Much has been written and studied about the nature of knowledge and information in the post-modern world. Sociologist and humanist Jurgen Habermas (1984) identified the three forms of intentional learning as instrumental (learning to control and manipulate one's tools, technologies and environment), communicative (learning to understand the meaning of what is being communicated in social discourse), and emancipatory or critical-reflective (learning to understand oneself and one's own perspectives on life and its myriad experiences). There is little doubt that instrumental learning will continue to hold an important place in police, military and technological environments, as time-proven knowledge, science and procedural skills must be efficiently passed on to new generations of professionals. But, with the rapid obsolescence of socio-cultural knowledge amid constantly shifting and increasingly global political and economic realities, it is increasingly essential that leaders in these fields continue to advance their ability to learn in the other two domains. This challenge is the foundation upon which ISIS was created.

The ISIS learning model combines the principles and practices of problem-based learning (PBL), experiential learning design, interpretive social science research, and computer-mediated conferencing.

Participants in ISIS are engaged in a dedicated online learning forum over a period of several months where they challenge one another, share career insights and experiences, and contribute to collective knowledge construction related to their assigned theme. The full team comes together for its first week-long residential working session in February, where experts from policing, public policy and academia engage with the team and offer informed perspectives on the research theme.

In parallel, with the help of a research coach, the team must interpret and refine its assigned topic and develop new abilities to target and conduct its field studies within a disciplined research framework. Global scanning and site selection work begins early and extends through the online periods and the first two workshops. By the second workshop in March, after additional expert inputs and practice exercises, the team will have refined its study plan to the extent that it can be presented to a VIP panel representing the leadership community. The panel offers guidance and commentary on the focus of the team's studies.

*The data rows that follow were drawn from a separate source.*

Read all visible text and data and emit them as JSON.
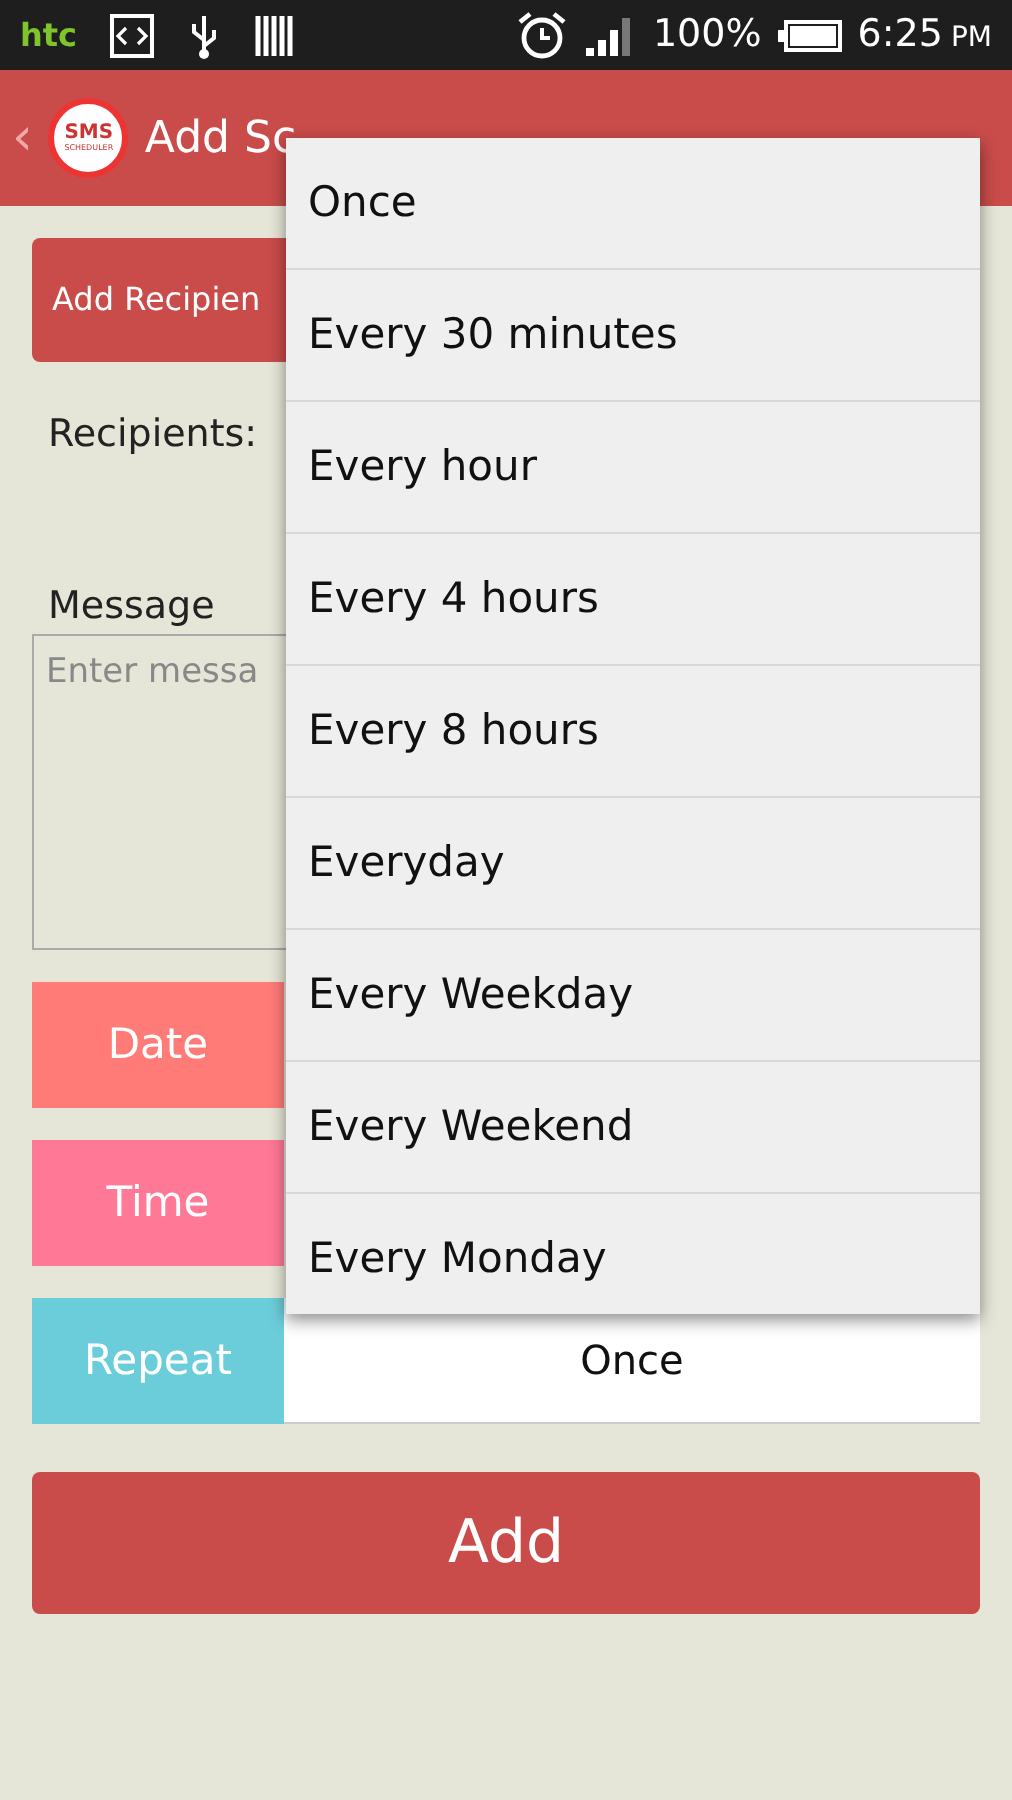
{
  "status_bar": {
    "brand": "htc",
    "battery": "100%",
    "time": "6:25",
    "ampm": "PM"
  },
  "app_bar": {
    "back": "‹",
    "title": "Add Sc",
    "logo_top": "SMS",
    "logo_bottom": "SCHEDULER"
  },
  "form": {
    "add_recipient": "Add Recipien",
    "recipients_label": "Recipients:",
    "message_label": "Message",
    "message_placeholder": "Enter messa",
    "rows": [
      {
        "label": "Date",
        "color": "#ff7b78"
      },
      {
        "label": "Time",
        "color": "#ff7896"
      },
      {
        "label": "Repeat",
        "color": "#6ccdda",
        "value": "Once"
      }
    ],
    "submit": "Add"
  },
  "menu": {
    "items": [
      "Once",
      "Every 30 minutes",
      "Every hour",
      "Every 4 hours",
      "Every 8 hours",
      "Everyday",
      "Every Weekday",
      "Every Weekend",
      "Every Monday"
    ]
  }
}
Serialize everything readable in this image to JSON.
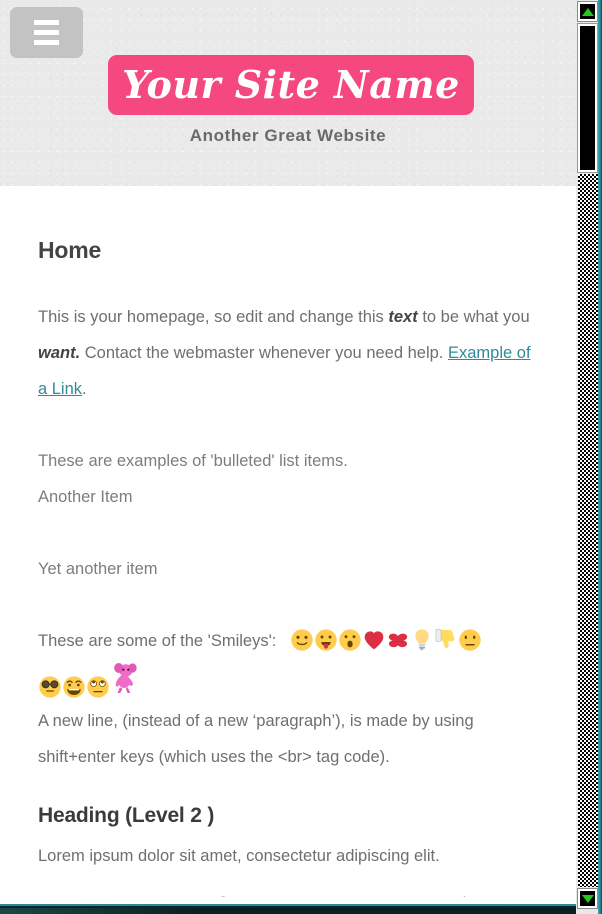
{
  "header": {
    "menu_button_label": "Menu",
    "site_title": "Your Site Name",
    "tagline": "Another Great Website"
  },
  "content": {
    "page_heading": "Home",
    "intro": {
      "part1": "This is your homepage, so edit and change this ",
      "bold1": "text",
      "part2": " to be what you ",
      "bold2": "want.",
      "part3": "  Contact the webmaster whenever you need help. ",
      "link_text": "Example of a Link",
      "part4": "."
    },
    "list_items": [
      "These are examples of 'bulleted' list items.",
      "Another Item",
      "Yet another item"
    ],
    "smileys_label": "These are some of the 'Smileys':",
    "smileys_row1": [
      "slightly-smiling-face-emoji",
      "face-with-tongue-emoji",
      "surprised-face-emoji",
      "red-heart-emoji",
      "kiss-mark-emoji",
      "light-bulb-emoji",
      "thumbs-down-emoji",
      "neutral-face-emoji"
    ],
    "smileys_row2": [
      "sunglasses-face-emoji",
      "grinning-face-emoji",
      "rolling-eyes-face-emoji",
      "pink-dancing-elephant-emoji"
    ],
    "newline_note": "A new line, (instead of a new ‘paragraph’), is made by using shift+enter keys (which uses the <br> tag code).",
    "heading_level2": "Heading (Level 2 )",
    "lorem_line1": "Lorem ipsum dolor sit amet, consectetur adipiscing elit.",
    "lorem_line2_clipped": "Donec ultricies ac arcu eget rutrum. Phasellus sit ullamcorper"
  },
  "scrollbar": {
    "up_arrow": "scroll-up-arrow-icon",
    "down_arrow": "scroll-down-arrow-icon"
  },
  "colors": {
    "banner_pink": "#f4487f",
    "link_teal": "#2e8b9a",
    "header_gray": "#eaeaea",
    "menu_button_gray": "#c3c3c3",
    "tagline_gray": "#696969",
    "body_text_gray": "#6f6f6f",
    "scroll_arrow_green": "#22c722",
    "bottom_strip_teal": "#2a8a93"
  }
}
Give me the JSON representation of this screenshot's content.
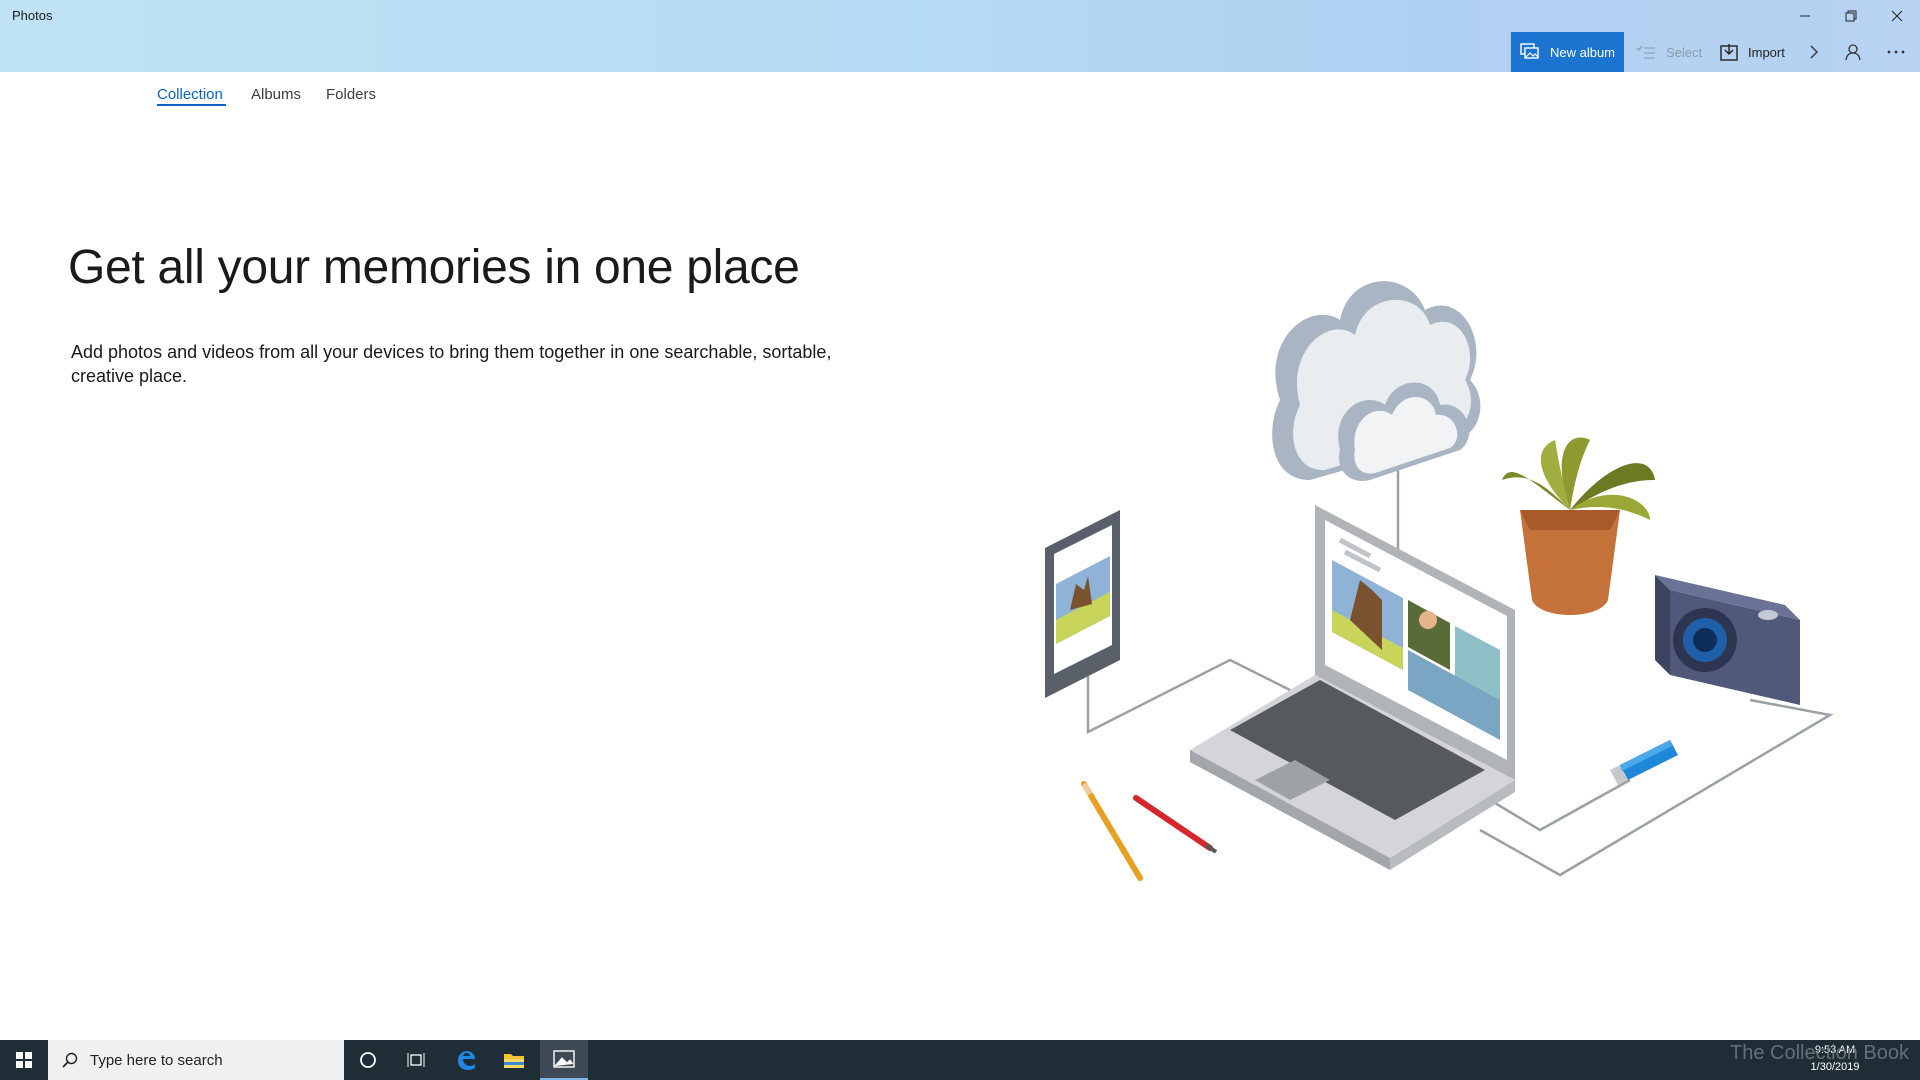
{
  "window": {
    "title": "Photos"
  },
  "commandbar": {
    "new_album_label": "New album",
    "select_label": "Select",
    "import_label": "Import"
  },
  "tabs": [
    {
      "label": "Collection",
      "active": true
    },
    {
      "label": "Albums",
      "active": false
    },
    {
      "label": "Folders",
      "active": false
    }
  ],
  "hero": {
    "headline": "Get all your memories in one place",
    "subtext": "Add photos and videos from all your devices to bring them together in one searchable, sortable, creative place."
  },
  "taskbar": {
    "search_placeholder": "Type here to search",
    "clock_time": "9:53 AM",
    "clock_date": "1/30/2019",
    "watermark": "The Collection Book"
  },
  "colors": {
    "accent": "#1b74d0",
    "tab_active": "#0b63c5",
    "taskbar": "#1f2d36"
  },
  "icons": [
    "minimize-icon",
    "restore-icon",
    "close-icon",
    "new-album-icon",
    "select-icon",
    "import-icon",
    "chevron-right-icon",
    "account-icon",
    "more-icon",
    "windows-start-icon",
    "search-icon",
    "cortana-icon",
    "task-view-icon",
    "edge-icon",
    "file-explorer-icon",
    "photos-icon"
  ]
}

Field studies of about 12 days duration are conducted during the months of April and May in sub-teams. Each sub-team is responsible to focus its efforts on areas identified and approved by the full team as part of the overall study plan, and to capture and synthesize its findings as much as possible during and after the study tours. The full team assembles again in late May, and the true challenge of PBL emerges as the team attempts to draw collective and meaningful inferences from the large and disparate body of field study findings. By Friday morning of the final week, the full team must be ready to present its preliminary findings and recommendations to an invited panel representing the CACP Executive.

In the weeks following the May workshop, a volunteer sub-team with representation from each of the study teams works to refine the team's findings and to compose the final report and other communication products. ISIS culminates with a live presentation before the assembled CACP membership during the Annual Conference, delivered by volunteer members of the full ISIS team.